Timeless Time- Depictions of History in Strategy Video Games
The search for better depictions of the sweep of history and why it's important
When I was a child, for a while I had a computer in my bedroom. It was a battered old machine, running (as I recall) Windows 95, retrieved I should think by my father from one of his radio rallies and brought to working order. I didn’t have much software for it, the basic office suite, and not much else. Then we went to a school fair, probably a Christmas one, at my brother’s primary school, and I acquired the first three video games I ever owned. They came, as games from the nineties did in great chunky boxes, not the slim DVD cases of later games (or the ethereal downloads of the modern era), but boxes about six inches long, four inches wide and one-and-a-half inches deep. In these boxes, amongst the empty space, there would be a CD case, with the game disc inside, usually some sort of advertising bumph for other things that the developers had made, and a great, thick manual, the likes of which the internet and increased disc capacity has long done away with now.

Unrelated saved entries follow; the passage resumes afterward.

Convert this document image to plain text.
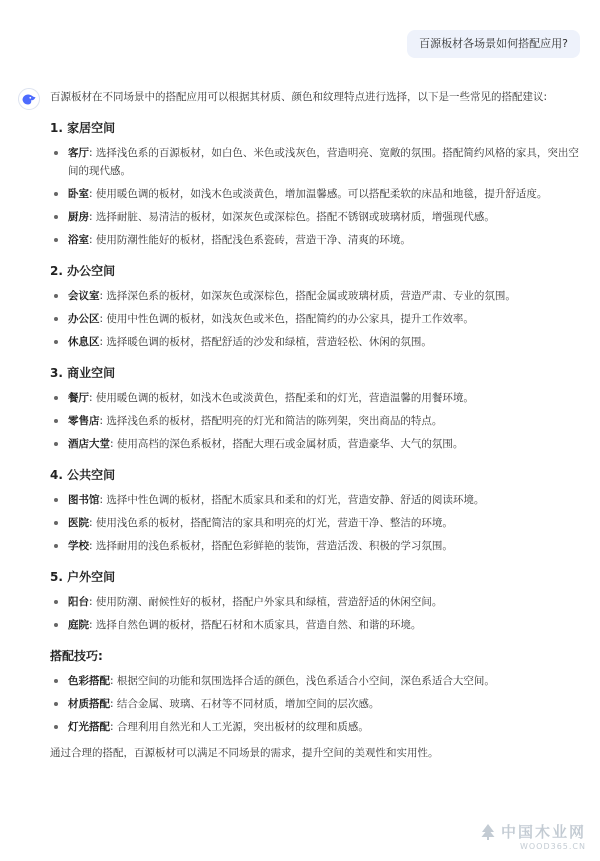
百源板材各场景如何搭配应用?

百源板材在不同场景中的搭配应用可以根据其材质、颜色和纹理特点进行选择，以下是一些常见的搭配建议:

1. 家居空间
客厅: 选择浅色系的百源板材，如白色、米色或浅灰色，营造明亮、宽敞的氛围。搭配简约风格的家具，突出空间的现代感。
卧室: 使用暖色调的板材，如浅木色或淡黄色，增加温馨感。可以搭配柔软的床品和地毯，提升舒适度。
厨房: 选择耐脏、易清洁的板材，如深灰色或深棕色。搭配不锈钢或玻璃材质，增强现代感。
浴室: 使用防潮性能好的板材，搭配浅色系瓷砖，营造干净、清爽的环境。
2. 办公空间
会议室: 选择深色系的板材，如深灰色或深棕色，搭配金属或玻璃材质，营造严肃、专业的氛围。
办公区: 使用中性色调的板材，如浅灰色或米色，搭配简约的办公家具，提升工作效率。
休息区: 选择暖色调的板材，搭配舒适的沙发和绿植，营造轻松、休闲的氛围。
3. 商业空间
餐厅: 使用暖色调的板材，如浅木色或淡黄色，搭配柔和的灯光，营造温馨的用餐环境。
零售店: 选择浅色系的板材，搭配明亮的灯光和简洁的陈列架，突出商品的特点。
酒店大堂: 使用高档的深色系板材，搭配大理石或金属材质，营造豪华、大气的氛围。
4. 公共空间
图书馆: 选择中性色调的板材，搭配木质家具和柔和的灯光，营造安静、舒适的阅读环境。
医院: 使用浅色系的板材，搭配简洁的家具和明亮的灯光，营造干净、整洁的环境。
学校: 选择耐用的浅色系板材，搭配色彩鲜艳的装饰，营造活泼、积极的学习氛围。
5. 户外空间
阳台: 使用防潮、耐候性好的板材，搭配户外家具和绿植，营造舒适的休闲空间。
庭院: 选择自然色调的板材，搭配石材和木质家具，营造自然、和谐的环境。
搭配技巧:
色彩搭配: 根据空间的功能和氛围选择合适的颜色，浅色系适合小空间，深色系适合大空间。
材质搭配: 结合金属、玻璃、石材等不同材质，增加空间的层次感。
灯光搭配: 合理利用自然光和人工光源，突出板材的纹理和质感。

通过合理的搭配，百源板材可以满足不同场景的需求，提升空间的美观性和实用性。

中国木业网
WOOD365.CN
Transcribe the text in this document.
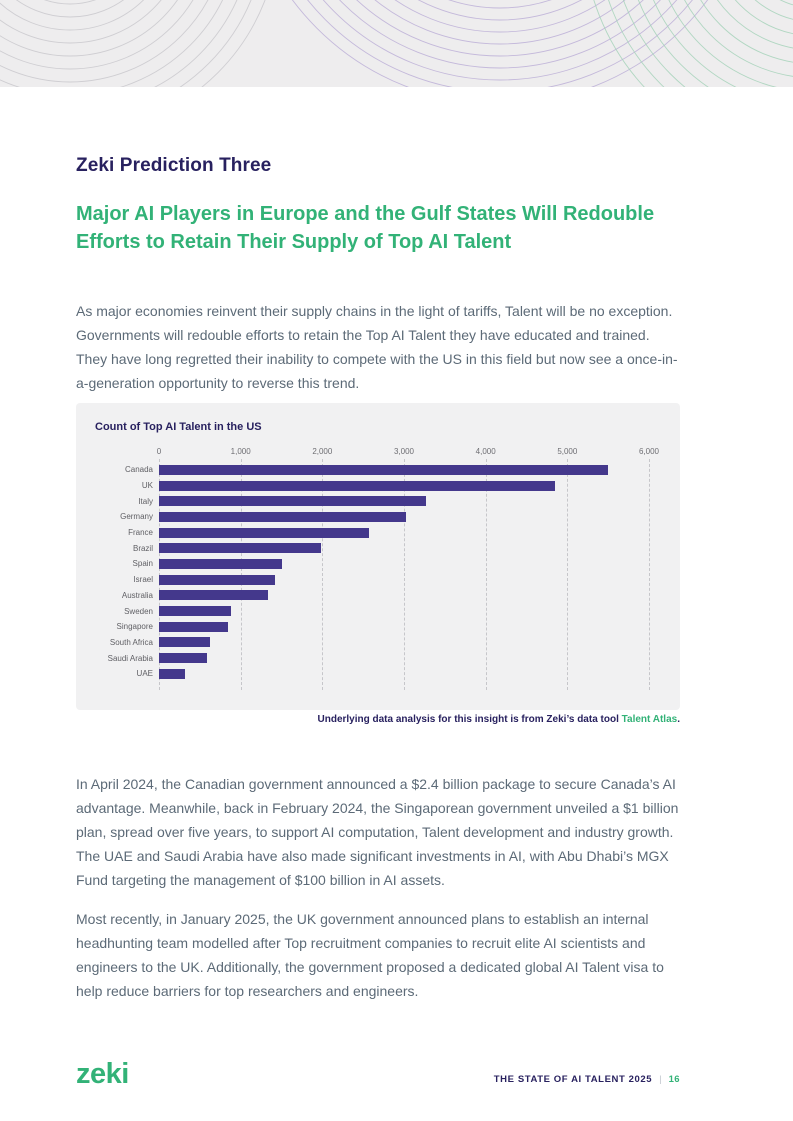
Zeki Prediction Three
Major AI Players in Europe and the Gulf States Will Redouble Efforts to Retain Their Supply of Top AI Talent

As major economies reinvent their supply chains in the light of tariffs, Talent will be no exception. Governments will redouble efforts to retain the Top AI Talent they have educated and trained. They have long regretted their inability to compete with the US in this field but now see a once-in-a-generation opportunity to reverse this trend.

Count of Top AI Talent in the US
0	1,000	2,000	3,000	4,000	5,000	6,000
Canada
UK
Italy
Germany
France
Brazil
Spain
Israel
Australia
Sweden
Singapore
South Africa
Saudi Arabia
UAE
Underlying data analysis for this insight is from Zeki’s data tool Talent Atlas.

In April 2024, the Canadian government announced a $2.4 billion package to secure Canada’s AI advantage. Meanwhile, back in February 2024, the Singaporean government unveiled a $1 billion plan, spread over five years, to support AI computation, Talent development and industry growth. The UAE and Saudi Arabia have also made significant investments in AI, with Abu Dhabi’s MGX Fund targeting the management of $100 billion in AI assets.

Most recently, in January 2025, the UK government announced plans to establish an internal headhunting team modelled after Top recruitment companies to recruit elite AI scientists and engineers to the UK. Additionally, the government proposed a dedicated global AI Talent visa to help reduce barriers for top researchers and engineers.

zeki	THE STATE OF AI TALENT 2025 | 16
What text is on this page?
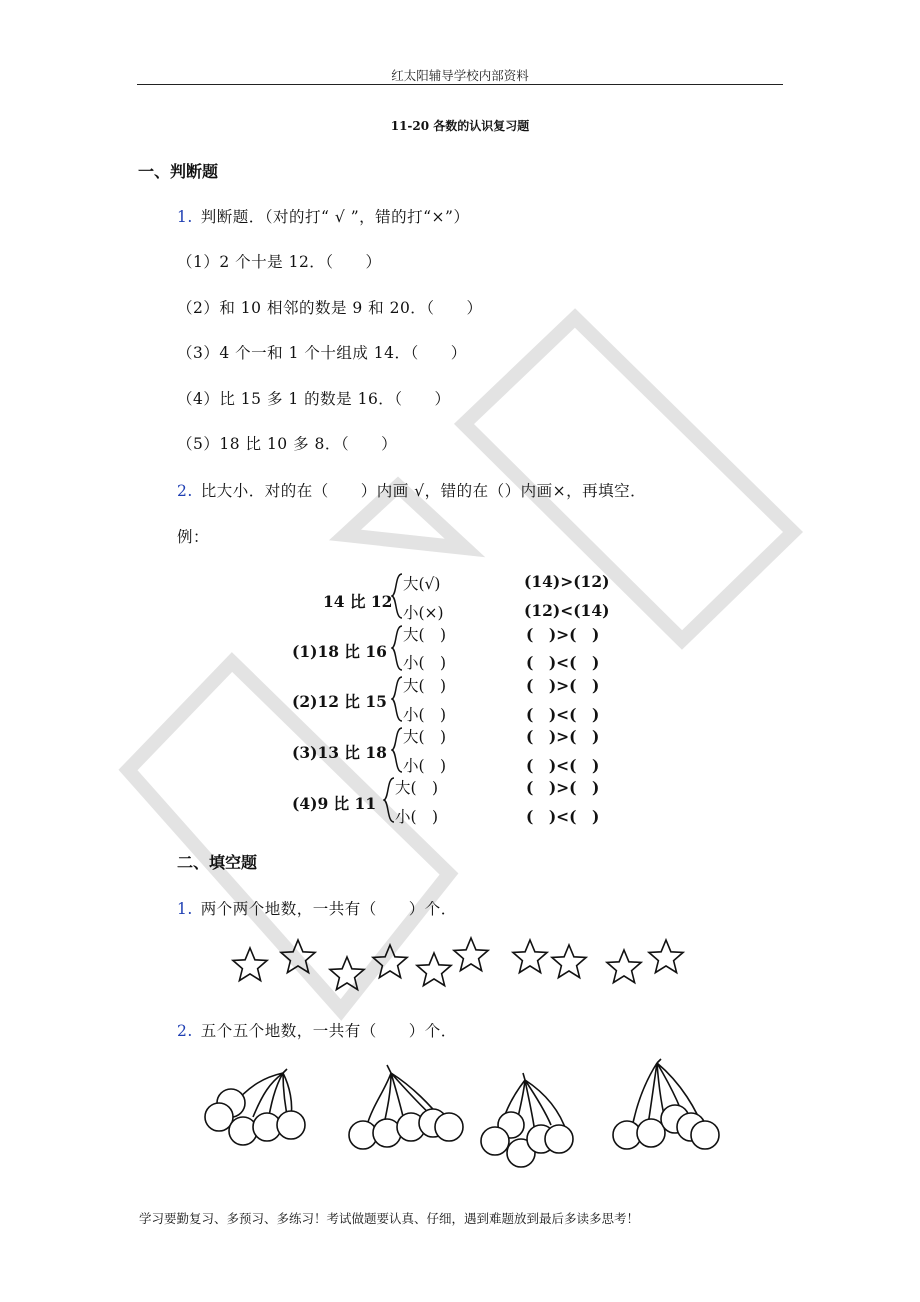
红太阳辅导学校内部资料
11-20 各数的认识复习题
一、判断题
1. 判断题．（对的打“ √ ”，错的打“×”）
（1）2 个十是 12．（　　）
（2）和 10 相邻的数是 9 和 20．（　　）
（3）4 个一和 1 个十组成 14．（　　）
（4）比 15 多 1 的数是 16．（　　）
（5）18 比 10 多 8．（　　）
2. 比大小．对的在（　　）内画 √，错的在（）内画×，再填空．
例：
14 比 12
大(√)
小(×)
(14)>(12)
(12)<(14)
(1)18 比 16
大(　)
小(　)
(　)>(　)
(　)<(　)
(2)12 比 15
大(　)
小(　)
(　)>(　)
(　)<(　)
(3)13 比 18
大(　)
小(　)
(　)>(　)
(　)<(　)
(4)9 比 11
大(　)
小(　)
(　)>(　)
(　)<(　)
二、填空题
1. 两个两个地数，一共有（　　）个．
2. 五个五个地数，一共有（　　）个．
学习要勤复习、多预习、多练习！考试做题要认真、仔细，遇到难题放到最后多读多思考！
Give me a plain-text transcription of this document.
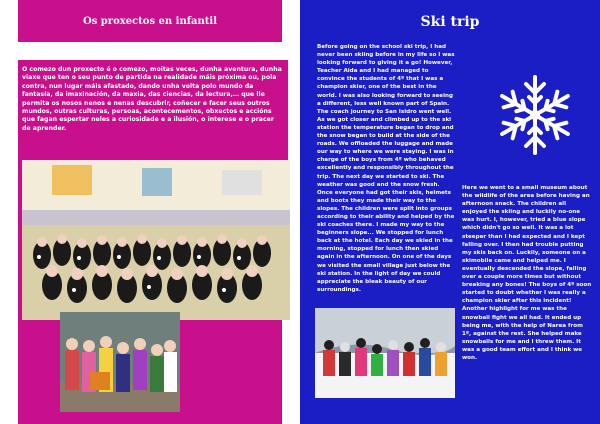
Os proxectos en infantil
O comezo dun proxecto é o comezo, moitas veces, dunha aventura, dunha viaxe que ten o seu punto de partida na realidade máis próxima ou, pola contra, nun lugar máis afastado, dando unha volta polo mundo da fantasía, da imaxinación, da maxia, das ciencias, da lectura,… que lle permita os nosos nenos e nenas descubrir, coñecer e facer seus outros mundos, outras culturas, persoas, acontecementos, obxectos e accións que fagan espertar neles a curiosidade e a ilusión, o interese e o pracer de aprender.
Ski trip
Before going on the school ski trip, I had never been skiing before in my life so I was looking forward to giving it a go! However, Teacher Aida and I had managed to convince the students of 4º that I was a champion skier, one of the best in the world. I was also looking forward to seeing a different, less well known part of Spain. The coach journey to San Isidro went well. As we got closer and climbed up to the ski station the temperature began to drop and the snow began to build at the side of the roads. We offloaded the luggage and made our way to where we were staying. I was in charge of the boys from 4º who behaved excellently and responsibly throughout the trip. The next day we started to ski. The weather was good and the snow fresh. Once everyone had got their skis, helmets and boots they made their way to the slopes. The children were split into groups according to their ability and helped by the ski coaches there. I made my way to the beginners slope... We stopped for lunch back at the hotel. Each day we skied in the morning, stopped for lunch then skied again in the afternoon. On one of the days we visited the small village just below the ski station. In the light of day we could appreciate the bleak beauty of our surroundings.
Here we went to a small museum about the wildlife of the area before having an afternoon snack. The children all enjoyed the skiing and luckily no-one was hurt. I, however, tried a blue slope which didn't go so well. It was a lot steeper than I had expected and I kept falling over. I then had trouble putting my skis back on. Luckily, someone on a skimobile came and helped me. I eventually descended the slope, falling over a couple more times but without breaking any bones! The boys of 4º soon started to doubt whether I was really a champion skier after this incident! Another highlight for me was the snowball fight we all had. It ended up being me, with the help of Narea from 1º, against the rest. She helped make snowballs for me and I threw them. It was a good team effort and I think we won.
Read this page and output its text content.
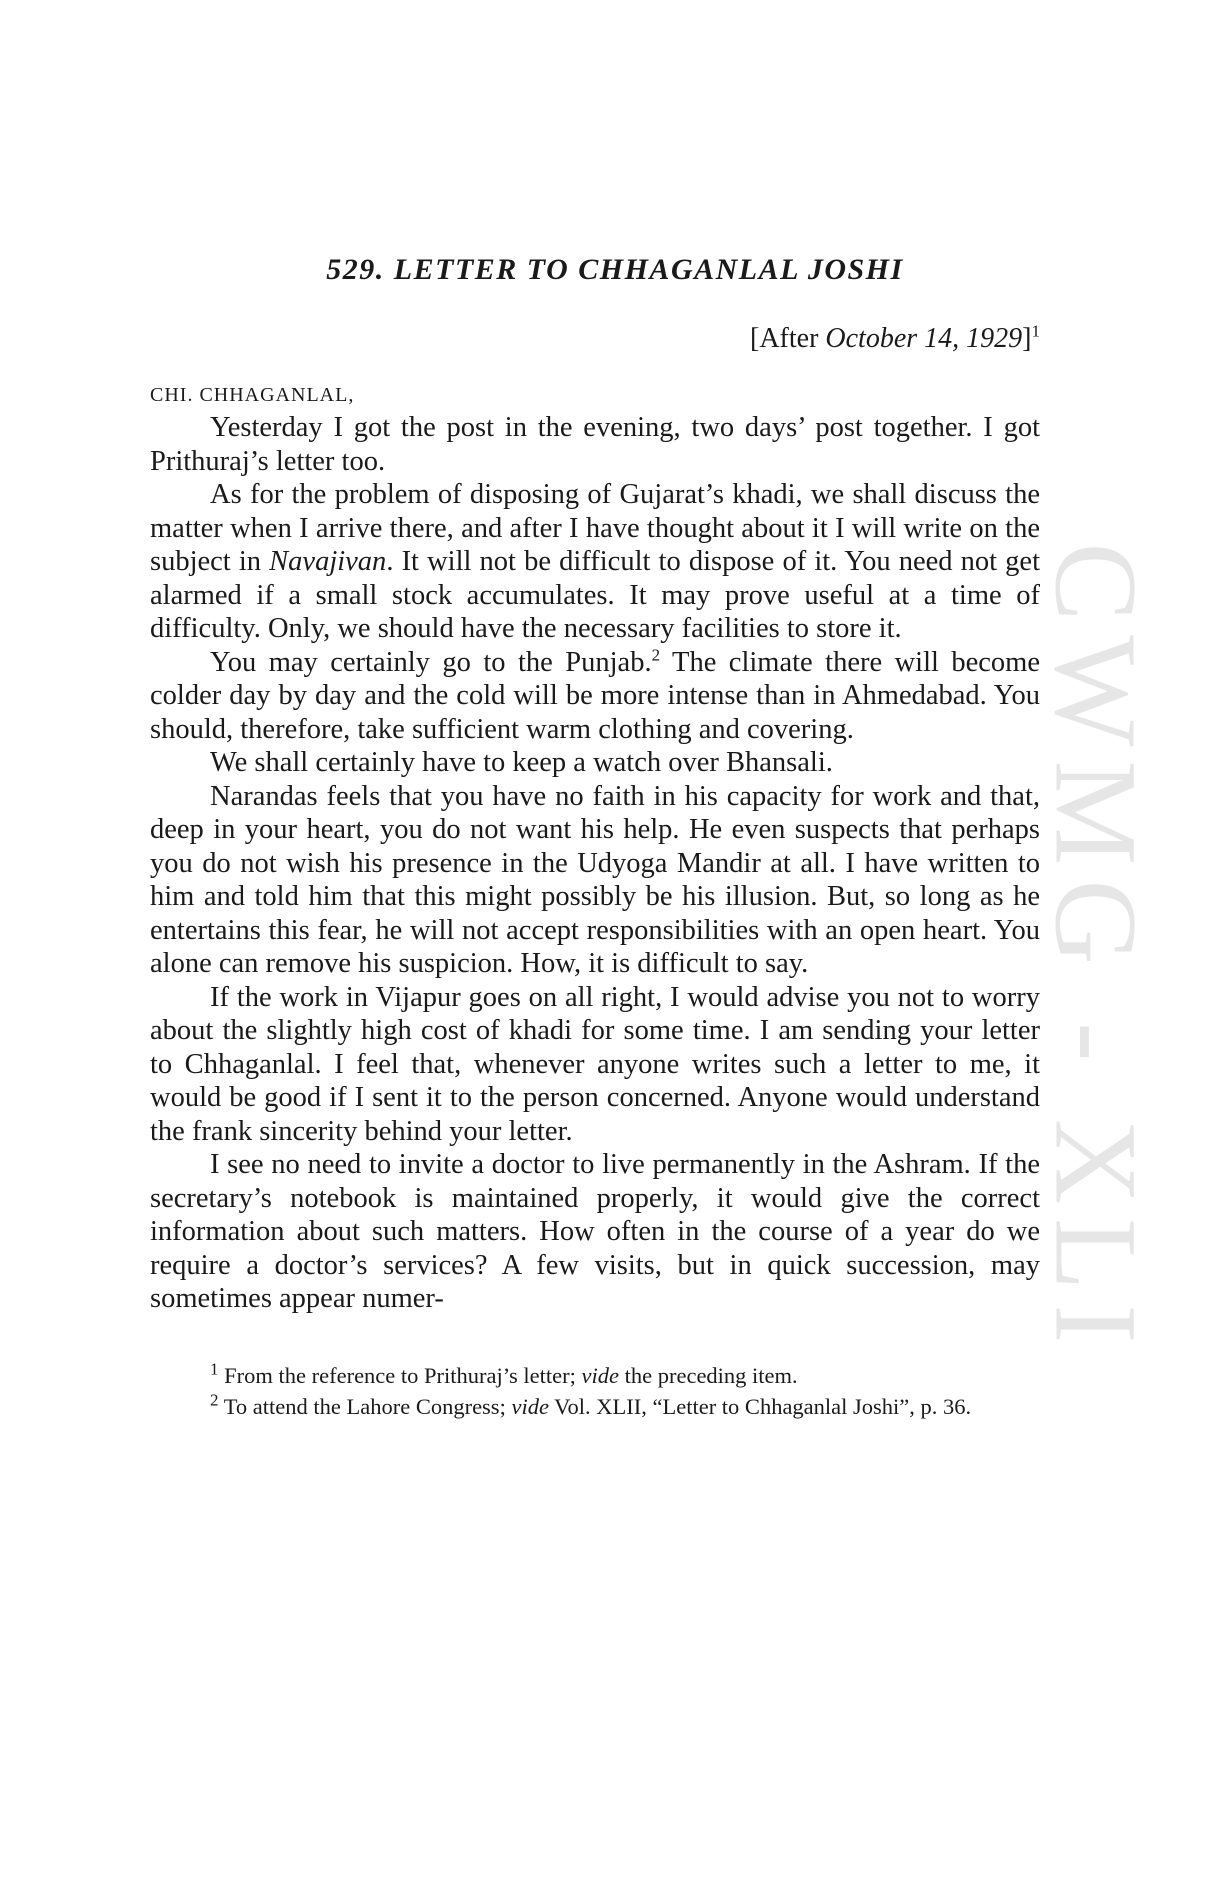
CWMG - XLI
529. LETTER TO CHHAGANLAL JOSHI
[After October 14, 1929]$^1$
CHI. CHHAGANLAL,

Yesterday I got the post in the evening, two days’ post together. I got Prithuraj’s letter too.

As for the problem of disposing of Gujarat’s khadi, we shall discuss the matter when I arrive there, and after I have thought about it I will write on the subject in Navajivan. It will not be difficult to dispose of it. You need not get alarmed if a small stock accumulates. It may prove useful at a time of difficulty. Only, we should have the necessary facilities to store it.

You may certainly go to the Punjab.$^2$ The climate there will become colder day by day and the cold will be more intense than in Ahmedabad. You should, therefore, take sufficient warm clothing and covering.

We shall certainly have to keep a watch over Bhansali.

Narandas feels that you have no faith in his capacity for work and that, deep in your heart, you do not want his help. He even suspects that perhaps you do not wish his presence in the Udyoga Mandir at all. I have written to him and told him that this might possibly be his illusion. But, so long as he entertains this fear, he will not accept responsibilities with an open heart. You alone can remove his suspicion. How, it is difficult to say.

If the work in Vijapur goes on all right, I would advise you not to worry about the slightly high cost of khadi for some time. I am sending your letter to Chhaganlal. I feel that, whenever anyone writes such a letter to me, it would be good if I sent it to the person concerned. Anyone would understand the frank sincerity behind your letter.

I see no need to invite a doctor to live permanently in the Ashram. If the secretary’s notebook is maintained properly, it would give the correct information about such matters. How often in the course of a year do we require a doctor’s services? A few visits, but in quick succession, may sometimes appear numer-

$^1$ From the reference to Prithuraj’s letter; vide the preceding item.

$^2$ To attend the Lahore Congress; vide Vol. XLII, “Letter to Chhaganlal Joshi”, p. 36.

The first of these three was SimCity 2000, the second of Will Wright’s renowned SimCity series, which seems after the last disastrous release in 2013 to have gone the way of the dodo. As the title might suggest, the game was a city builder in which the player took on the role of an all-powerful mayor and tried to build a working and prosperous city with all the requisite civic infrastructure. Convention had it that you would then destroy your efforts with one of the natural (or unnatural) disasters available at your somewhat god-like mayor’s fingertips, though I have to say this was never something I did. I was a builder, not a destroyer.